A property’s value is somewhat dependent on its location and an abundance of successful independent businesses in the local area can be a big plus. The pandemic will unfortunately force the closure of many small businesses which is why we must all do what we can to support local businesses (safely) during this time to ensure they survive.

As mentioned above, we’re happy to share details of local businesses offering help and services during the pandemic.

DIY with care (and think before you act) 
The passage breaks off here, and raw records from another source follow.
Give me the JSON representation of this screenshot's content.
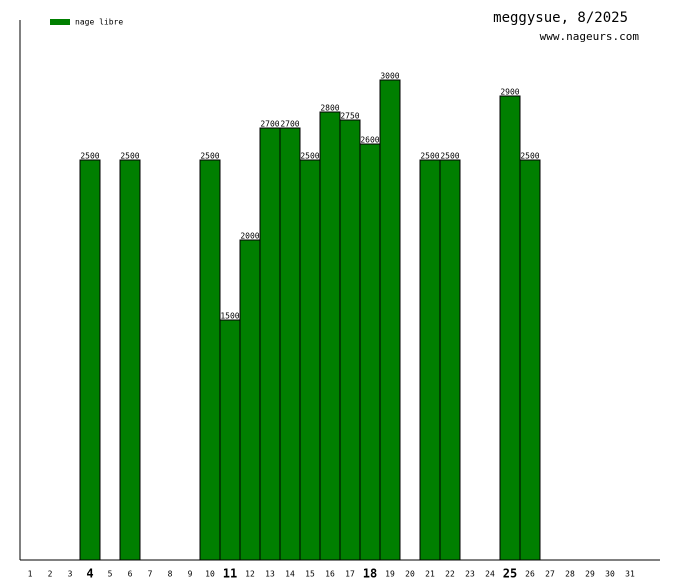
{
  "chart_data": {
    "type": "bar",
    "title": "meggysue, 8/2025",
    "subtitle": "www.nageurs.com",
    "categories": [
      "1",
      "2",
      "3",
      "4",
      "5",
      "6",
      "7",
      "8",
      "9",
      "10",
      "11",
      "12",
      "13",
      "14",
      "15",
      "16",
      "17",
      "18",
      "19",
      "20",
      "21",
      "22",
      "23",
      "24",
      "25",
      "26",
      "27",
      "28",
      "29",
      "30",
      "31"
    ],
    "series": [
      {
        "name": "nage libre",
        "color": "#007f00",
        "values": [
          null,
          null,
          null,
          2500,
          null,
          2500,
          null,
          null,
          null,
          2500,
          1500,
          2000,
          2700,
          2700,
          2500,
          2800,
          2750,
          2600,
          3000,
          null,
          2500,
          2500,
          null,
          null,
          2900,
          2500,
          null,
          null,
          null,
          null,
          null
        ]
      }
    ],
    "ylim": [
      0,
      3375
    ],
    "bold_every": 7,
    "bold_offset": 3
  }
}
Bank holidays are a popular time to do some home improvement and with more time indoors than we’re used to, you might be tempted to go to extremes. Our advice is to plan any home improvements carefully and know your creative and DIY limits. You do not want to exacerbate an issue or start a job only to find that the tool shop is shut. 

What a lot of rubbish

The refuse collection services may be continuing but with clear outs in full swing across the country and all Waste & Recycling Centres closed, you may have more rubbish or unusual items to get rid of. Please be considerate of others when disposing of your rubbish in communal areas, ensuring they’re double bagged and exits are not blocked.  Please tell your tenants to do this if you’re not a resident of your property.

Work together within COVID-19 Government Guidelines

The Government may be calling them Guidelines but they are being enforced by police nationwide so they must be taken seriously. Be considerate and only leave your household for essential outings, respect social distancing with members of the public, including other residents in your building.

Stay at home, support the NHS and save lives.  Thank you from all of us at Town & City.